Artikel 14 der Wasserrahmenrichtlinie verlangt eine Beteiligung der Öffentlichkeit bei der Umsetzung der Richtlinie und bei der Erstellung der Bewirtschaftungspläne. Damit setzt sie als eine der ersten EU-Richtlinien die Anforderungen der Aarhus-Konvention um.

 

 

Unter Beteiligung versteht man die Information und Anhörung der BürgerInnen, UnternehmerInnen und InteressensvertreterInnen über Entscheidungen, die sie betreffen. Zudem beschreibt sie die Einbeziehung der Öffentlichkeit in die Prozesse. Dazu gehören die Mitsprache bei Entwicklungen, das Sich-Einbringen bei der Projektplanung und eine mögliche Mitentscheidung bei den Projekten.
In der WRRL sind drei Stufen der Öffentlichkeitsbeteiligung vorgesehen:

  • Information,
  • Anhörung und
  • aktive Beteiligung

Die Mitgliedsstaaten sind verpflichtet, die ersten beiden Stufen umzusetzen, die aktive Beteiligung aller InteressentInnen an der Umsetzung der WRRL ist zu fördern. 

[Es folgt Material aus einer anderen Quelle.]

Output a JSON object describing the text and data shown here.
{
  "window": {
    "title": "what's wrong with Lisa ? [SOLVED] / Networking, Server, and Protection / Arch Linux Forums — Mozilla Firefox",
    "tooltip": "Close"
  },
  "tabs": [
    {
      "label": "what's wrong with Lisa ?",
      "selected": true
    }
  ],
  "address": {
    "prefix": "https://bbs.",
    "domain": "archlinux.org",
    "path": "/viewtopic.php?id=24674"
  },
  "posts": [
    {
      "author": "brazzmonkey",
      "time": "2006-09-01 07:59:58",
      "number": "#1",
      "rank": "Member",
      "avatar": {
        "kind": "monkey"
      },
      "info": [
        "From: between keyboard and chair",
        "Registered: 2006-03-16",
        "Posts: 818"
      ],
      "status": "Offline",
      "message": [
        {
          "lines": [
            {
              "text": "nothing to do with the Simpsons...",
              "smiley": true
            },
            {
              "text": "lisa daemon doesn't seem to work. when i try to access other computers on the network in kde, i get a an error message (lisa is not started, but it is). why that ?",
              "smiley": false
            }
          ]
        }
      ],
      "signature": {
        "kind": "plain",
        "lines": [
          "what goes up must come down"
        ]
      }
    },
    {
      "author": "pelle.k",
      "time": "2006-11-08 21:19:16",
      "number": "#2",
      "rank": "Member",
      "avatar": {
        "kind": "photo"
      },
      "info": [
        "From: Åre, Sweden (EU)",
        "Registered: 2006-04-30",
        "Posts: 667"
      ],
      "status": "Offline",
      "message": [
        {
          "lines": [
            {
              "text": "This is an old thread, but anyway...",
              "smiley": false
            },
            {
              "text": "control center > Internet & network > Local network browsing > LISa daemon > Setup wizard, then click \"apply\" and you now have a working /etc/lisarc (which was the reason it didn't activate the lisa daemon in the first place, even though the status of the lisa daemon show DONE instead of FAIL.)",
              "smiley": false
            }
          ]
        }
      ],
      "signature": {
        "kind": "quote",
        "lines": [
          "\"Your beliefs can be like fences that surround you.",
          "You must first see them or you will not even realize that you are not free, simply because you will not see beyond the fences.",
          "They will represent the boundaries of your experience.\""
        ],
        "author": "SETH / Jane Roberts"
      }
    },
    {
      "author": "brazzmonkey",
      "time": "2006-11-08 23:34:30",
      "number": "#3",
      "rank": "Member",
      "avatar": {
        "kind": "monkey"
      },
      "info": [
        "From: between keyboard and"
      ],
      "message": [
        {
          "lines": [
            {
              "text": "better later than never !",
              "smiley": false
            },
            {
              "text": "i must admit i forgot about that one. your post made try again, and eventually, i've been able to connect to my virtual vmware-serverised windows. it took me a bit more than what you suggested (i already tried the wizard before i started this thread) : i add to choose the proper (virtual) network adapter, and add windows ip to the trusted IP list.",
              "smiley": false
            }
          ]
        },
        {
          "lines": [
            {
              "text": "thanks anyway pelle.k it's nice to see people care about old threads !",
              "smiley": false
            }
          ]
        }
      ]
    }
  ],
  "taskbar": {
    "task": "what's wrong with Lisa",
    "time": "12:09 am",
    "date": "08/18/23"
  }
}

Aktive Beteiligung der Öffentlichkeit ist unerlässlich!
UWD factsheet 08/09 «Öffentlichkeitsbeteiligung: Die Zukunft gemeinsam gestalten!» (Download, pdf-Datei, 232 KB)

Vom 27. April bis 27. Oktober 2009 hatte die interessierte Öffentlichkeit - Einzelpersonen, BürgerInneninitiativen, Interessensvertretungen - die Möglichkeit in den NGP Einsicht zu nehmen und eine Stellungnahme abzugeben.